En plus de ça, ce n’est pas parce que tu as conscience que tu devrais « show don’t tell » ou que tu devrais décrire la scène par les yeux de ton personnage que tu es capable de le faire. Il peut y avoir des moments où tu es capable de dire que tu n’as pas réussi à suivre telle ou telle règle fondamentale, mais où tu n’es pas encore forcément en mesure de le corriger de manière efficace.
Et c’est un problème que je rencontre sur ce second roman. Maintenant quand j’écris, je suis en permanence en train de me demander si ma troisième personne est trop « lointaine », si mon choix de mots est bon, si je n’ai pas mis assez de descriptions, ou trop, etc.
En me relisant, les passages que j’écris sont souvent bien meilleurs que ce que je pensais, mais cela rend le processus d’écriture beaucoup plus difficile et désagréable. J’ai eu infiniment moins de moments où j’étais purement immergée dans mon récit, où je réussissais à me laisser emporter par les mots. Et ça quand même un gros problème.
La solution : continuer à progresser ?
Peut-être que la solution, ce serait surtout de progresser encore. J’avais lu un article très intéressant sur la notion d’écart entre notre perception critique et notre habilité. Comme je disais juste avant, on peut être à un moment donné assez bon pour se rendre compte d’un problème (ce qui n’est pas le cas lorsqu’on débute) mais pas assez pour le corriger. Et c’est là qu’il faut remonter la pente de l’effet Dunning-Kruger, la « montée de l’apprentissage » du schéma.
Donc, s’améliorer encore.
Sauf que bon, j’ai lu beaucoup de livres, regardé beaucoup de vidéos, et maintenant j’ai l’impression de n’entendre que les conseils pour débutants répétés encore et encore…

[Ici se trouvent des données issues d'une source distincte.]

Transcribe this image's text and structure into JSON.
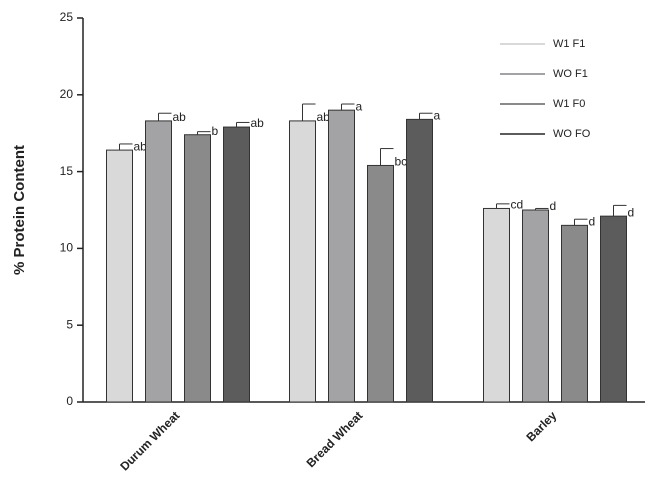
{
  "chart_data": {
    "type": "bar",
    "ylabel": "% Protein Content",
    "categories": [
      "Durum Wheat",
      "Bread Wheat",
      "Barley"
    ],
    "series": [
      {
        "name": "W1 F1",
        "color": "#d9d9d9",
        "values": [
          16.4,
          18.3,
          12.6
        ],
        "errors": [
          0.4,
          1.1,
          0.3
        ],
        "labels": [
          "ab",
          "ab",
          "cd"
        ]
      },
      {
        "name": "WO F1",
        "color": "#a3a3a6",
        "values": [
          18.3,
          19.0,
          12.5
        ],
        "errors": [
          0.5,
          0.4,
          0.1
        ],
        "labels": [
          "ab",
          "a",
          "d"
        ]
      },
      {
        "name": "W1 F0",
        "color": "#8a8a8a",
        "values": [
          17.4,
          15.4,
          11.5
        ],
        "errors": [
          0.2,
          1.1,
          0.4
        ],
        "labels": [
          "b",
          "bc",
          "d"
        ]
      },
      {
        "name": "WO FO",
        "color": "#5c5c5c",
        "values": [
          17.9,
          18.4,
          12.1
        ],
        "errors": [
          0.3,
          0.4,
          0.7
        ],
        "labels": [
          "ab",
          "a",
          "d"
        ]
      }
    ],
    "ylim": [
      0,
      25
    ],
    "yticks": [
      0,
      5,
      10,
      15,
      20,
      25
    ],
    "grid": false,
    "legend": "top-right"
  }
}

Le meilleur apprentissage : la pratique
Je sais, à un moment, il faut arrêter de lire des conseils, et pratiquer. Bien sûr, j’ai pratiqué puisque je viens de finir une énorme phase de révisions de mon roman, mais pendant qu’il mijote entre les mains de mes alphas-lecteurs et avant d’attaquer une nouvelle phase de relecture, je teste quelque chose de nouveau.
Je me suis inscrite sur le forum Cocyclics, un forum d’écriture et de bêta-lecture réservé aux littératures de l’imaginaire (sur lequel je ne m’étais donc pas inscrite pour mon premier roman).
Je ne sais pas encore si je vais essayer de faire relire mon roman via ce forum, puisqu’il y a des règles et un process assez contraignant, mais j’aimerais en profiter pour pratiquer la bêta-lecture moi-même. En dehors de simplement écrire, ça me parait être une des meilleurs manière de s’exercer.
Si je ne me dégonfle pas rapidement (les forums m’intimident tout autant que les réseaux sociaux !), vous pourrez me retrouver sur Cocyclics avec le pseudo Hiéra pour changer.
En tout cas, j’ai déjà fait une première bêta-lecture, et j’ai trouvé le processus super intéressant (même si un peu trop stressant à mon goût…). Je suis même assez pressée de recommencer !
Et vous, comment est-ce que vous mesurez votre propre progression ?
Quelles sont les étapes significatives de votre progression ? Est-ce que vous aussi vous avez souffert du syndrome de « j’ai appris trop de choses et ça me bloque ? »
Est-ce que vous avez testé Cocyclics ? Une fois que j’aurais passé un peu plus de temps sur le forum, je ferais sûrement un petit article sur le sujet.
Je suivais ton blog et je suis contente de le suivre à nouveau.
Je suis dans une grosse traversée du désert à un moment où la différence entre la quantité de problèmes remarqués dans mon écriture et mes capacités à les corriger était tellement grande que j’ai tout arrêté.
J’ai mis mes manuscrits au placard, car ils ne valaient plus rien.
J’ai arrêté de relire d’autres personnes, car j’avais l’impression d’une hypocrisie involontaire de ma part.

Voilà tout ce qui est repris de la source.